Microsoft executive vice president of gaming and head of Xbox Phil Spencer said coronavirus won't impact when Microsoft launches its next-gen game console. Instead, the outbreak may affect the new games that are supposed to be released in the coming months.
"Overall, I think we're in line with where we thought we would be," he said while discussing the new Xbox Series X on Thursday during CNBC's "Squawk Alley." "I'd say the bigger unknown is probably the game production," he added ."Game production is a large scale entertainment activity now, you have hundreds of people coming together, building assets, working through creative."
Spencer said he's still confident about the current state of game development but that the security and safety of his teams are top priority. Microsoft won't "push when things just aren't ready," he said.
Microsoft's next game console is called the Xbox Series X. It will compete with Sony's PlayStation 5. There had been concerns in recent weeks that supply disruptions from the coronavirus outbreak could delay the releases of next-gen game consoles.
Much of those concerns have shifted towards companies' game pipelines as publishers have started to delay release dates on some of the most highly-anticipated games of the year. With developers at home, some game releases have already been pushed back.
Sony, for example, revealed earlier this month that it was delaying the release of "The Last of Us 2" to an undetermined date as the virus has put pressure on the production and distribution of games.
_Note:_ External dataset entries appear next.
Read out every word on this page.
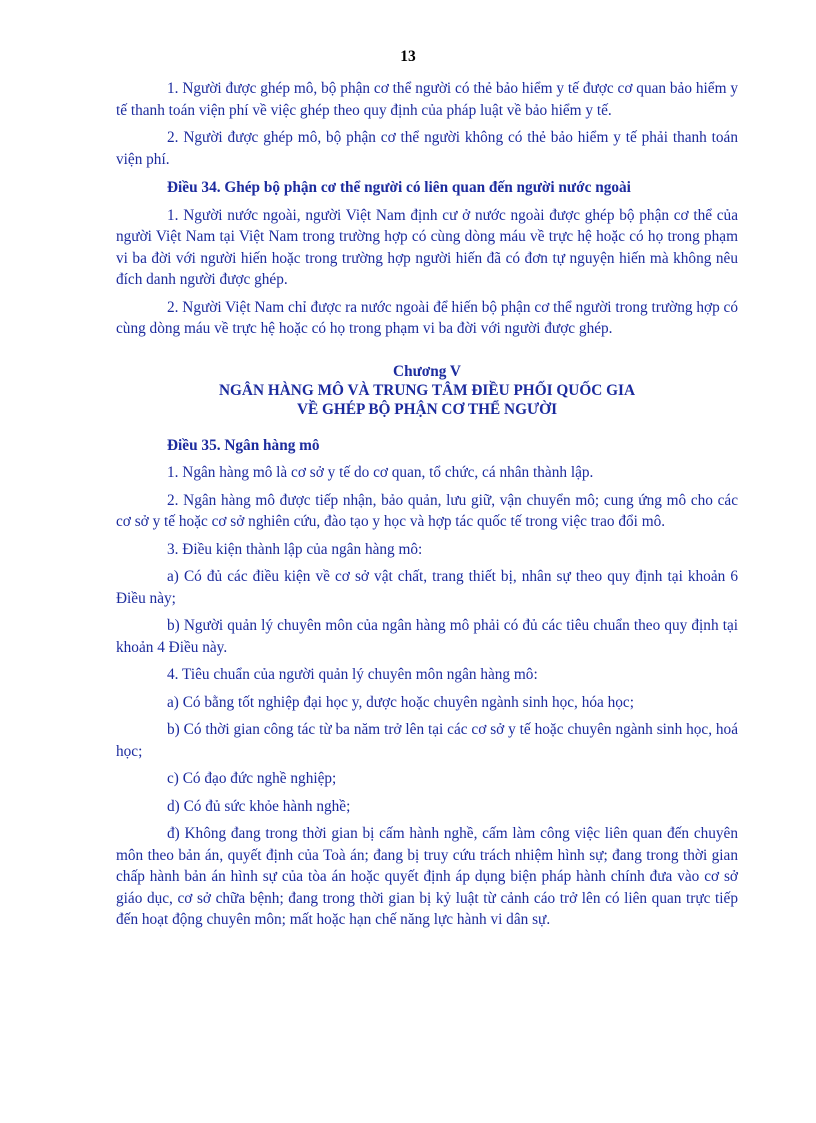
13

1. Người được ghép mô, bộ phận cơ thể người có thẻ bảo hiểm y tế được cơ quan bảo hiểm y tế thanh toán viện phí về việc ghép theo quy định của pháp luật về bảo hiểm y tế.

2. Người được ghép mô, bộ phận cơ thể người không có thẻ bảo hiểm y tế phải thanh toán viện phí.

Điều 34. Ghép bộ phận cơ thể người có liên quan đến người nước ngoài

1. Người nước ngoài, người Việt Nam định cư ở nước ngoài được ghép bộ phận cơ thể của người Việt Nam tại Việt Nam trong trường hợp có cùng dòng máu về trực hệ hoặc có họ trong phạm vi ba đời với người hiến hoặc trong trường hợp người hiến đã có đơn tự nguyện hiến mà không nêu đích danh người được ghép.

2. Người Việt Nam chỉ được ra nước ngoài để hiến bộ phận cơ thể người trong trường hợp có cùng dòng máu về trực hệ hoặc có họ trong phạm vi ba đời với người được ghép.

Chương V
NGÂN HÀNG MÔ VÀ TRUNG TÂM ĐIỀU PHỐI QUỐC GIA
VỀ GHÉP BỘ PHẬN CƠ THỂ NGƯỜI

Điều 35. Ngân hàng mô

1. Ngân hàng mô là cơ sở y tế do cơ quan, tổ chức, cá nhân thành lập.

2. Ngân hàng mô được tiếp nhận, bảo quản, lưu giữ, vận chuyển mô; cung ứng mô cho các cơ sở y tế hoặc cơ sở nghiên cứu, đào tạo y học và hợp tác quốc tế trong việc trao đổi mô.

3. Điều kiện thành lập của ngân hàng mô:

a) Có đủ các điều kiện về cơ sở vật chất, trang thiết bị, nhân sự theo quy định tại khoản 6 Điều này;

b) Người quản lý chuyên môn của ngân hàng mô phải có đủ các tiêu chuẩn theo quy định tại khoản 4 Điều này.

4. Tiêu chuẩn của người quản lý chuyên môn ngân hàng mô:

a) Có bằng tốt nghiệp đại học y, dược hoặc chuyên ngành sinh học, hóa học;

b) Có thời gian công tác từ ba năm trở lên tại các cơ sở y tế hoặc chuyên ngành sinh học, hoá học;

c) Có đạo đức nghề nghiệp;

d) Có đủ sức khỏe hành nghề;

đ) Không đang trong thời gian bị cấm hành nghề, cấm làm công việc liên quan đến chuyên môn theo bản án, quyết định của Toà án; đang bị truy cứu trách nhiệm hình sự; đang trong thời gian chấp hành bản án hình sự của tòa án hoặc quyết định áp dụng biện pháp hành chính đưa vào cơ sở giáo dục, cơ sở chữa bệnh; đang trong thời gian bị kỷ luật từ cảnh cáo trở lên có liên quan trực tiếp đến hoạt động chuyên môn; mất hoặc hạn chế năng lực hành vi dân sự.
It's one of the biggest titles set to launch in 2020.
The next installment of the infamous Halo series, Halo Infinite, is set for release in Q4 2020 to go with the upcoming Xbox Series X. So far, that isn't delayed.
Gaming engagement has surged as consumers socially distance and stay at home, with Verizon reporting in March that U.S. video game usage had soared 75% since restrictions were imposed.
Xbox has been one of the direct benefactors of that surge. Microsoft said in its earnings on Tuesday that Xbox Live now has 90 million monthly users and Xbox Game Pass, Microsoft's subscription video game service, has surpassed 10 million subscribers.
While there may be some moderation that occurs as states begin to reopen and stay-at-home orders start to ease, Spencer pointed to the strength of the industry prior to the pandemic as a sign that consumers will continue to play games.
"It's really just becoming a strong social fabric in the home at a time of need," he said.